Hannah Walsh, principal analyst at Ampere Analysis, added hard numbers to the picture. India produced over 24,000 titles in January 2026 alone, with 19,000 available internationally. The country now accounts for 12 per cent of Asia-Pacific content spend, up from 8 per cent in 2021, outpacing both Japan and China. Key exporters include JioStar, Zee Entertainment, Sony India, Amazon and Netflix, delivering over 7,500 Indian-produced titles abroad each year. The top importing markets are Saudi Arabia, the UAE, Egypt, the United States and the Philippines. Scripted content dominates globally at 88 per cent, with crime dramas and children’s and family titles performing particularly strongly.

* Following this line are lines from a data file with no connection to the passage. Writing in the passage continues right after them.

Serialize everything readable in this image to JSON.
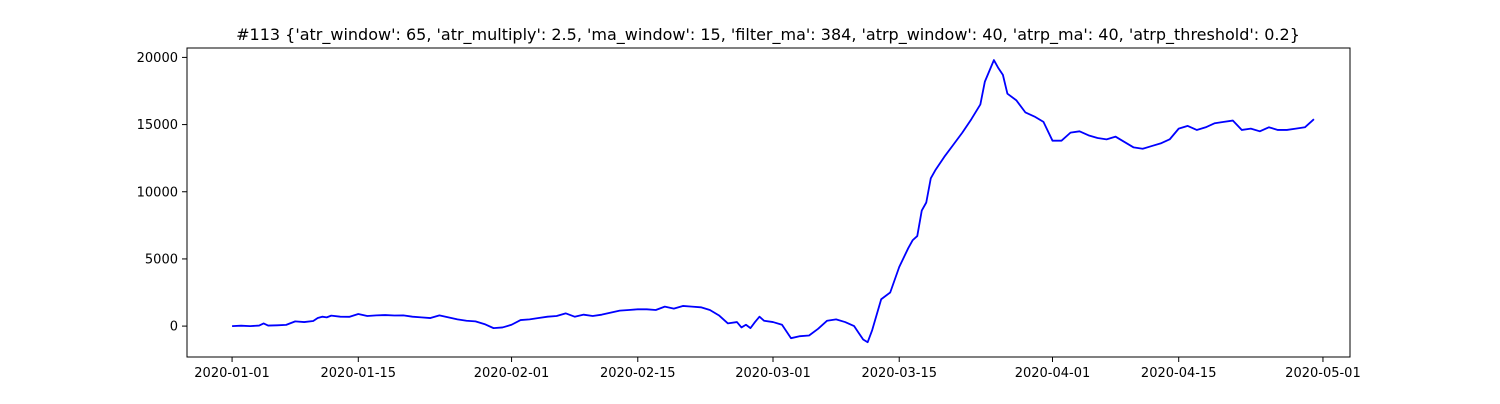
{
  "chart_data": {
    "type": "line",
    "title": "#113 {'atr_window': 65, 'atr_multiply': 2.5, 'ma_window': 15, 'filter_ma': 384, 'atrp_window': 40, 'atrp_ma': 40, 'atrp_threshold': 0.2}",
    "xlabel": "",
    "ylabel": "",
    "x_axis_type": "date",
    "xlim": [
      "2019-12-27",
      "2020-05-04"
    ],
    "ylim": [
      -2300,
      20700
    ],
    "x_ticks": [
      "2020-01-01",
      "2020-01-15",
      "2020-02-01",
      "2020-02-15",
      "2020-03-01",
      "2020-03-15",
      "2020-04-01",
      "2020-04-15",
      "2020-05-01"
    ],
    "y_ticks": [
      0,
      5000,
      10000,
      15000,
      20000
    ],
    "y_tick_labels": [
      "0",
      "5000",
      "10000",
      "15000",
      "20000"
    ],
    "grid": false,
    "legend": "none",
    "line_color": "#0000ff",
    "series": [
      {
        "points": [
          [
            "2020-01-01",
            0
          ],
          [
            "2020-01-02",
            30
          ],
          [
            "2020-01-03",
            0
          ],
          [
            "2020-01-04",
            40
          ],
          [
            "2020-01-04T12",
            200
          ],
          [
            "2020-01-05",
            40
          ],
          [
            "2020-01-06",
            60
          ],
          [
            "2020-01-07",
            90
          ],
          [
            "2020-01-08",
            350
          ],
          [
            "2020-01-09",
            300
          ],
          [
            "2020-01-10",
            380
          ],
          [
            "2020-01-10T12",
            600
          ],
          [
            "2020-01-11",
            700
          ],
          [
            "2020-01-11T12",
            650
          ],
          [
            "2020-01-12",
            780
          ],
          [
            "2020-01-13",
            700
          ],
          [
            "2020-01-14",
            690
          ],
          [
            "2020-01-15",
            900
          ],
          [
            "2020-01-16",
            750
          ],
          [
            "2020-01-17",
            800
          ],
          [
            "2020-01-18",
            820
          ],
          [
            "2020-01-19",
            790
          ],
          [
            "2020-01-20",
            800
          ],
          [
            "2020-01-21",
            700
          ],
          [
            "2020-01-22",
            650
          ],
          [
            "2020-01-23",
            600
          ],
          [
            "2020-01-24",
            800
          ],
          [
            "2020-01-25",
            650
          ],
          [
            "2020-01-26",
            500
          ],
          [
            "2020-01-27",
            400
          ],
          [
            "2020-01-28",
            350
          ],
          [
            "2020-01-29",
            150
          ],
          [
            "2020-01-30",
            -150
          ],
          [
            "2020-01-31",
            -100
          ],
          [
            "2020-02-01",
            100
          ],
          [
            "2020-02-02",
            450
          ],
          [
            "2020-02-03",
            500
          ],
          [
            "2020-02-04",
            600
          ],
          [
            "2020-02-05",
            700
          ],
          [
            "2020-02-06",
            750
          ],
          [
            "2020-02-07",
            950
          ],
          [
            "2020-02-08",
            700
          ],
          [
            "2020-02-09",
            850
          ],
          [
            "2020-02-10",
            750
          ],
          [
            "2020-02-11",
            850
          ],
          [
            "2020-02-12",
            1000
          ],
          [
            "2020-02-13",
            1150
          ],
          [
            "2020-02-14",
            1200
          ],
          [
            "2020-02-15",
            1250
          ],
          [
            "2020-02-16",
            1250
          ],
          [
            "2020-02-17",
            1200
          ],
          [
            "2020-02-18",
            1450
          ],
          [
            "2020-02-19",
            1300
          ],
          [
            "2020-02-20",
            1500
          ],
          [
            "2020-02-21",
            1450
          ],
          [
            "2020-02-22",
            1400
          ],
          [
            "2020-02-23",
            1200
          ],
          [
            "2020-02-24",
            800
          ],
          [
            "2020-02-25",
            200
          ],
          [
            "2020-02-26",
            300
          ],
          [
            "2020-02-26T12",
            -100
          ],
          [
            "2020-02-27",
            100
          ],
          [
            "2020-02-27T12",
            -150
          ],
          [
            "2020-02-28",
            300
          ],
          [
            "2020-02-28T12",
            700
          ],
          [
            "2020-02-29",
            400
          ],
          [
            "2020-03-01",
            300
          ],
          [
            "2020-03-02",
            100
          ],
          [
            "2020-03-03",
            -900
          ],
          [
            "2020-03-04",
            -750
          ],
          [
            "2020-03-05",
            -700
          ],
          [
            "2020-03-06",
            -200
          ],
          [
            "2020-03-07",
            400
          ],
          [
            "2020-03-08",
            500
          ],
          [
            "2020-03-09",
            300
          ],
          [
            "2020-03-10",
            0
          ],
          [
            "2020-03-10T12",
            -500
          ],
          [
            "2020-03-11",
            -1000
          ],
          [
            "2020-03-11T12",
            -1200
          ],
          [
            "2020-03-12",
            -300
          ],
          [
            "2020-03-13",
            2000
          ],
          [
            "2020-03-14",
            2500
          ],
          [
            "2020-03-15",
            4400
          ],
          [
            "2020-03-16",
            5800
          ],
          [
            "2020-03-16T12",
            6400
          ],
          [
            "2020-03-17",
            6700
          ],
          [
            "2020-03-17T12",
            8600
          ],
          [
            "2020-03-18",
            9200
          ],
          [
            "2020-03-18T12",
            11000
          ],
          [
            "2020-03-19",
            11600
          ],
          [
            "2020-03-20",
            12600
          ],
          [
            "2020-03-21",
            13500
          ],
          [
            "2020-03-22",
            14400
          ],
          [
            "2020-03-23",
            15400
          ],
          [
            "2020-03-24",
            16500
          ],
          [
            "2020-03-24T12",
            18200
          ],
          [
            "2020-03-25",
            19000
          ],
          [
            "2020-03-25T12",
            19800
          ],
          [
            "2020-03-26",
            19200
          ],
          [
            "2020-03-26T12",
            18700
          ],
          [
            "2020-03-27",
            17300
          ],
          [
            "2020-03-28",
            16800
          ],
          [
            "2020-03-29",
            15900
          ],
          [
            "2020-03-30",
            15600
          ],
          [
            "2020-03-31",
            15200
          ],
          [
            "2020-04-01",
            13800
          ],
          [
            "2020-04-02",
            13800
          ],
          [
            "2020-04-03",
            14400
          ],
          [
            "2020-04-04",
            14500
          ],
          [
            "2020-04-05",
            14200
          ],
          [
            "2020-04-06",
            14000
          ],
          [
            "2020-04-07",
            13900
          ],
          [
            "2020-04-08",
            14100
          ],
          [
            "2020-04-09",
            13700
          ],
          [
            "2020-04-10",
            13300
          ],
          [
            "2020-04-11",
            13200
          ],
          [
            "2020-04-12",
            13400
          ],
          [
            "2020-04-13",
            13600
          ],
          [
            "2020-04-14",
            13900
          ],
          [
            "2020-04-15",
            14700
          ],
          [
            "2020-04-16",
            14900
          ],
          [
            "2020-04-17",
            14600
          ],
          [
            "2020-04-18",
            14800
          ],
          [
            "2020-04-19",
            15100
          ],
          [
            "2020-04-20",
            15200
          ],
          [
            "2020-04-21",
            15300
          ],
          [
            "2020-04-22",
            14600
          ],
          [
            "2020-04-23",
            14700
          ],
          [
            "2020-04-24",
            14500
          ],
          [
            "2020-04-25",
            14800
          ],
          [
            "2020-04-26",
            14600
          ],
          [
            "2020-04-27",
            14600
          ],
          [
            "2020-04-28",
            14700
          ],
          [
            "2020-04-29",
            14800
          ],
          [
            "2020-04-30",
            15400
          ]
        ]
      }
    ]
  }
}
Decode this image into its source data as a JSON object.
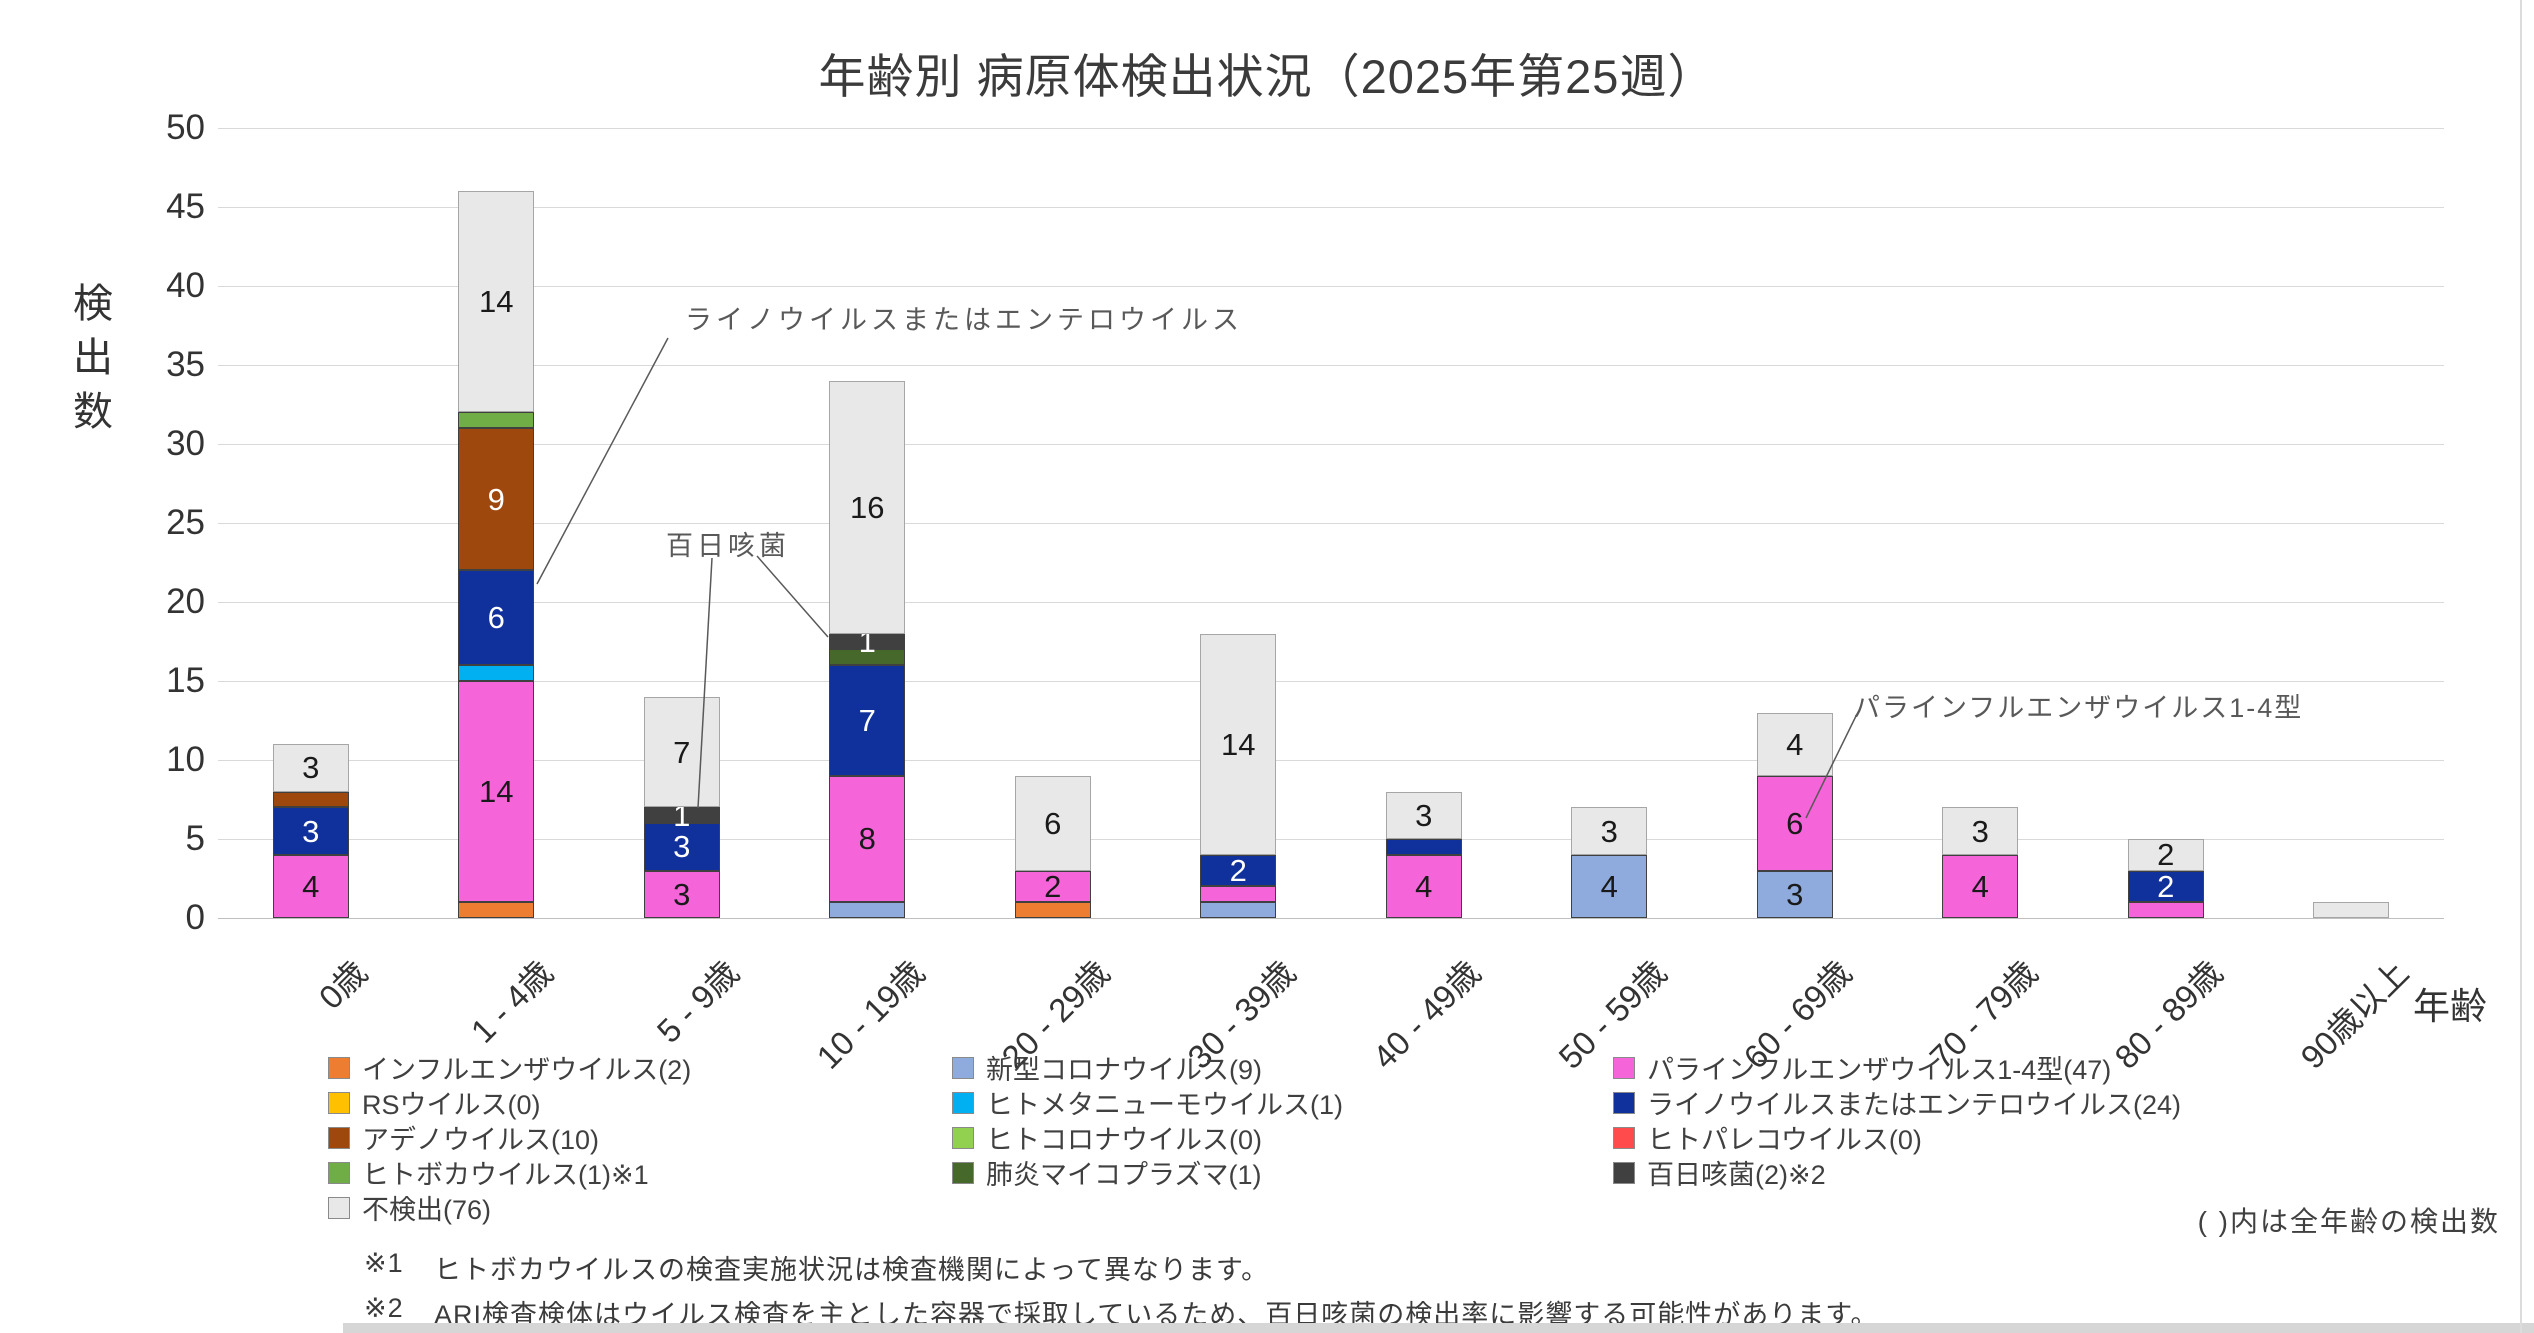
{
  "title": "年齢別 病原体検出状況（2025年第25週）",
  "y_axis": {
    "title": "検出数",
    "ticks": [
      0,
      5,
      10,
      15,
      20,
      25,
      30,
      35,
      40,
      45,
      50
    ]
  },
  "x_axis": {
    "title": "年齢"
  },
  "chart_data": {
    "type": "bar",
    "stacked": true,
    "title": "年齢別 病原体検出状況（2025年第25週）",
    "xlabel": "年齢",
    "ylabel": "検出数",
    "ylim": [
      0,
      50
    ],
    "grid": true,
    "legend_position": "bottom",
    "label_min": 2,
    "categories": [
      "0歳",
      "1 - 4歳",
      "5 - 9歳",
      "10 - 19歳",
      "20 - 29歳",
      "30 - 39歳",
      "40 - 49歳",
      "50 - 59歳",
      "60 - 69歳",
      "70 - 79歳",
      "80 - 89歳",
      "90歳以上"
    ],
    "series": [
      {
        "name": "インフルエンザウイルス",
        "legend_label": "インフルエンザウイルス(2)",
        "color": "#ED7D31",
        "label_color": "#1a1a1a",
        "values": [
          0,
          1,
          0,
          0,
          1,
          0,
          0,
          0,
          0,
          0,
          0,
          0
        ]
      },
      {
        "name": "新型コロナウイルス",
        "legend_label": "新型コロナウイルス(9)",
        "color": "#8FAADC",
        "label_color": "#1a1a1a",
        "values": [
          0,
          0,
          0,
          1,
          0,
          1,
          0,
          4,
          3,
          0,
          0,
          0
        ]
      },
      {
        "name": "パラインフルエンザウイルス1-4型",
        "legend_label": "パラインフルエンザウイルス1-4型(47)",
        "color": "#F564D9",
        "label_color": "#1a1a1a",
        "values": [
          4,
          14,
          3,
          8,
          2,
          1,
          4,
          0,
          6,
          4,
          1,
          0
        ]
      },
      {
        "name": "RSウイルス",
        "legend_label": "RSウイルス(0)",
        "color": "#FFC000",
        "label_color": "#1a1a1a",
        "values": [
          0,
          0,
          0,
          0,
          0,
          0,
          0,
          0,
          0,
          0,
          0,
          0
        ]
      },
      {
        "name": "ヒトメタニューモウイルス",
        "legend_label": "ヒトメタニューモウイルス(1)",
        "color": "#00B0F0",
        "label_color": "#1a1a1a",
        "values": [
          0,
          1,
          0,
          0,
          0,
          0,
          0,
          0,
          0,
          0,
          0,
          0
        ]
      },
      {
        "name": "ライノウイルスまたはエンテロウイルス",
        "legend_label": "ライノウイルスまたはエンテロウイルス(24)",
        "color": "#10309C",
        "label_color": "#ffffff",
        "values": [
          3,
          6,
          3,
          7,
          0,
          2,
          1,
          0,
          0,
          0,
          2,
          0
        ]
      },
      {
        "name": "アデノウイルス",
        "legend_label": "アデノウイルス(10)",
        "color": "#9E480E",
        "label_color": "#ffffff",
        "values": [
          1,
          9,
          0,
          0,
          0,
          0,
          0,
          0,
          0,
          0,
          0,
          0
        ]
      },
      {
        "name": "ヒトコロナウイルス",
        "legend_label": "ヒトコロナウイルス(0)",
        "color": "#92D050",
        "label_color": "#1a1a1a",
        "values": [
          0,
          0,
          0,
          0,
          0,
          0,
          0,
          0,
          0,
          0,
          0,
          0
        ]
      },
      {
        "name": "ヒトパレコウイルス",
        "legend_label": "ヒトパレコウイルス(0)",
        "color": "#FF4B4B",
        "label_color": "#1a1a1a",
        "values": [
          0,
          0,
          0,
          0,
          0,
          0,
          0,
          0,
          0,
          0,
          0,
          0
        ]
      },
      {
        "name": "ヒトボカウイルス",
        "legend_label": "ヒトボカウイルス(1)※1",
        "color": "#70AD47",
        "label_color": "#1a1a1a",
        "values": [
          0,
          1,
          0,
          0,
          0,
          0,
          0,
          0,
          0,
          0,
          0,
          0
        ]
      },
      {
        "name": "肺炎マイコプラズマ",
        "legend_label": "肺炎マイコプラズマ(1)",
        "color": "#46682A",
        "label_color": "#ffffff",
        "values": [
          0,
          0,
          0,
          1,
          0,
          0,
          0,
          0,
          0,
          0,
          0,
          0
        ]
      },
      {
        "name": "百日咳菌",
        "legend_label": "百日咳菌(2)※2",
        "color": "#404040",
        "label_color": "#ffffff",
        "always_label": true,
        "values": [
          0,
          0,
          1,
          1,
          0,
          0,
          0,
          0,
          0,
          0,
          0,
          0
        ]
      },
      {
        "name": "不検出",
        "legend_label": "不検出(76)",
        "color": "#E8E8E8",
        "border": "#a6a6a6",
        "label_color": "#1a1a1a",
        "values": [
          3,
          14,
          7,
          16,
          6,
          14,
          3,
          3,
          4,
          3,
          2,
          1
        ]
      }
    ]
  },
  "annotations": [
    {
      "text": "ライノウイルスまたはエンテロウイルス"
    },
    {
      "text": "百日咳菌"
    },
    {
      "text": "パラインフルエンザウイルス1-4型"
    }
  ],
  "legend": {
    "columns": [
      [
        0,
        3,
        6,
        9,
        12
      ],
      [
        1,
        4,
        7,
        10
      ],
      [
        2,
        5,
        8,
        11
      ]
    ]
  },
  "paren_note": "( )内は全年齢の検出数",
  "footnotes": [
    {
      "marker": "※1",
      "text": "ヒトボカウイルスの検査実施状況は検査機関によって異なります。"
    },
    {
      "marker": "※2",
      "text": "ARI検査検体はウイルス検査を主とした容器で採取しているため、百日咳菌の検出率に影響する可能性があります。"
    }
  ]
}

Manoj Dobhal, chief executive and executive director of Dish TV India, framed the summit’s ambition squarely. “Stories don’t need translation. They need a platform, discovery, and reach, local or global,” he said. “India produces more movies than any country, our streaming platforms compete globally, and our tech and creators win international awards. Yet fragmentation slows growth. Producers, platforms, and tech move in different lanes. We need shared spaces, collaboration, and an ecosystem where ideas, technology, and people meet. That is why we built Content India.”
The data, the pitches and the prize money all pointed to the same conclusion: India is not waiting for the world to discover its stories. It is building the infrastructure to sell them.